Source: Knew a guy who worked on Dragon NaturallySpeaking, he had some war stories.

> now imagine any and all software could be connected like that.

As other commenters mentioned, there's COM, but that's a hairball to code for and a hairball to configure. The nicest systems that worked that way historically were the Lisp machine and Smalltalk environments, but the closest day-to-day software is probably Emacs. Everything in Emacs really can be connected together through the power of text buffers and Lisp. Objective-C is Smalltalk semantics retrofitted onto C, and originally NEXTSTEP, later macOS, really was a promising environment for this sort of integration... but in recent years Apple has been so focused on "apps" that it's doubtful they can keep supporting that vision.


You would have enjoyed AREXX IPC on the Amiga.

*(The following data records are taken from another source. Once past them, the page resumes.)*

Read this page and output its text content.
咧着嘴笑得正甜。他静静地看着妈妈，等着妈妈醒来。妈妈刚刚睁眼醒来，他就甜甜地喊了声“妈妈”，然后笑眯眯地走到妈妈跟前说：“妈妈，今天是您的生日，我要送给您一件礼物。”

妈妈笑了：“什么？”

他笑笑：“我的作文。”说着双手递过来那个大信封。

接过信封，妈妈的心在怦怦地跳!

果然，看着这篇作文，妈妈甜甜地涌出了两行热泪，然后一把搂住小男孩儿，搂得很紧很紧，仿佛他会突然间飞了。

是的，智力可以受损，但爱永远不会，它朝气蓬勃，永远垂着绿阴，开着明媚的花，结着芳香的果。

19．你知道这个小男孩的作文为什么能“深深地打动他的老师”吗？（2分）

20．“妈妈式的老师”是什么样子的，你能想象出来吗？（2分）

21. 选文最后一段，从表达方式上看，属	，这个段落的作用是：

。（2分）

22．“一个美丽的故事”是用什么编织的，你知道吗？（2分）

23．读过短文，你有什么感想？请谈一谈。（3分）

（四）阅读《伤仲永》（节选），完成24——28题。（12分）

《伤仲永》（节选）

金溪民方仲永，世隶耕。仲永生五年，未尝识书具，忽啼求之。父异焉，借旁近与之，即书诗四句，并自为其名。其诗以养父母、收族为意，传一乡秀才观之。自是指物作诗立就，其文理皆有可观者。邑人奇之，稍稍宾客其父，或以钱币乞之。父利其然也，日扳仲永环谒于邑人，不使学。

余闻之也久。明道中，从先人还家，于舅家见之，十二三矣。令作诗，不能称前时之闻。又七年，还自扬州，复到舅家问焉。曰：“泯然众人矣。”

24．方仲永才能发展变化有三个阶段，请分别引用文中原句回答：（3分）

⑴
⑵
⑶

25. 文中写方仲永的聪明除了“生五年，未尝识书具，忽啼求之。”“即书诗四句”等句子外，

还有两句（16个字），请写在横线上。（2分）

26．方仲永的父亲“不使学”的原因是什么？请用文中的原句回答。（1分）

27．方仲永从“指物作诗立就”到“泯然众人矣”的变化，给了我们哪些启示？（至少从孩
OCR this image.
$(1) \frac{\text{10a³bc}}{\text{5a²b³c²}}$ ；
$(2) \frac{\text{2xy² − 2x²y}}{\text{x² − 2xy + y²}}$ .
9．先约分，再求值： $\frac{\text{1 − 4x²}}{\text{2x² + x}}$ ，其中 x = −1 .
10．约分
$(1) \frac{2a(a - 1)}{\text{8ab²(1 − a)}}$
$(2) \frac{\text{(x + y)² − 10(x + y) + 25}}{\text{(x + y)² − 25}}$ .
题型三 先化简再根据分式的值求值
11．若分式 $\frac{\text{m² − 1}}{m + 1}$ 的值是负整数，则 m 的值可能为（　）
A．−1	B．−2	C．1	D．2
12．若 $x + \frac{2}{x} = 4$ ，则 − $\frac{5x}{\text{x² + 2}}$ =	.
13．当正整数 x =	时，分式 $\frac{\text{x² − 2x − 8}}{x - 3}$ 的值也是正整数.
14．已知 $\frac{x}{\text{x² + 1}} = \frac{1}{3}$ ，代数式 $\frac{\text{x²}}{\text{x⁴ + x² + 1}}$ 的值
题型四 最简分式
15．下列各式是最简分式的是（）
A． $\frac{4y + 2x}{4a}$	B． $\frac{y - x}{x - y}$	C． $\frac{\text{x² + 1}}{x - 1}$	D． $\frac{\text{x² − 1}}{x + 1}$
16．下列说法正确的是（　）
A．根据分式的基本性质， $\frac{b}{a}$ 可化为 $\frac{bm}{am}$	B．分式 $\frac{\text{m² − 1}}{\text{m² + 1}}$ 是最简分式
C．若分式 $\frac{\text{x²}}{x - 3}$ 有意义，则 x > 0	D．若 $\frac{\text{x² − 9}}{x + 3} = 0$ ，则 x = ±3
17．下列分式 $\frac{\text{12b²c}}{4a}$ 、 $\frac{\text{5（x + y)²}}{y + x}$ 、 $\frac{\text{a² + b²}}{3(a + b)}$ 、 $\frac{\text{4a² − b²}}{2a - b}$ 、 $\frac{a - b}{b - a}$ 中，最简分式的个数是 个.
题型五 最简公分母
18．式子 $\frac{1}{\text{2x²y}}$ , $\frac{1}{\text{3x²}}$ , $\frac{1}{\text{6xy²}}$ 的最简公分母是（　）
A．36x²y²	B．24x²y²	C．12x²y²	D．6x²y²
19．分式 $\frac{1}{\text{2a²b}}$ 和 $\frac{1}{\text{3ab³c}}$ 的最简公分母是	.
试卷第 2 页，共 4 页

https://en.wikipedia.org/wiki/ARexx


Isn't that the SmallTalk model, but everyone decided to use C++ instead?


Not everyone, IBM OS/2 SOM had support for Smalltalk, C and C++.

Smalltalk was OS/2's .NET, so to speak.

Unfortunately it all died alongside OS/2, followed by IBM's pivot to Java.


Java on the AS/400 is the weirdest thing. The whole platform was designed to be compile once to near assembly and then run cached byte code or whatever. Java is just too late compilation is clunky in comparison imo.

I believe Tribes 2 did something similar just at a higher level


TIMI is compiled at installation time usually, the bytecode format is used only as portable executable format.

While initially Java on AS/400 did take advantage of TIMI, IBM eventually moved away from it, into regular JVM design on now IBM i.

Most likely because IBM z doesn't use TIMI, rather language environments, and they want a more straight design, or due to Java dynamic capabilities using TIMI wasn't the best approach.

On AS/400 (IBM i), only Metal C, and the underlying kernel/firmware, written in a mix of PL.8, Modula-2 and C++, are pure native code.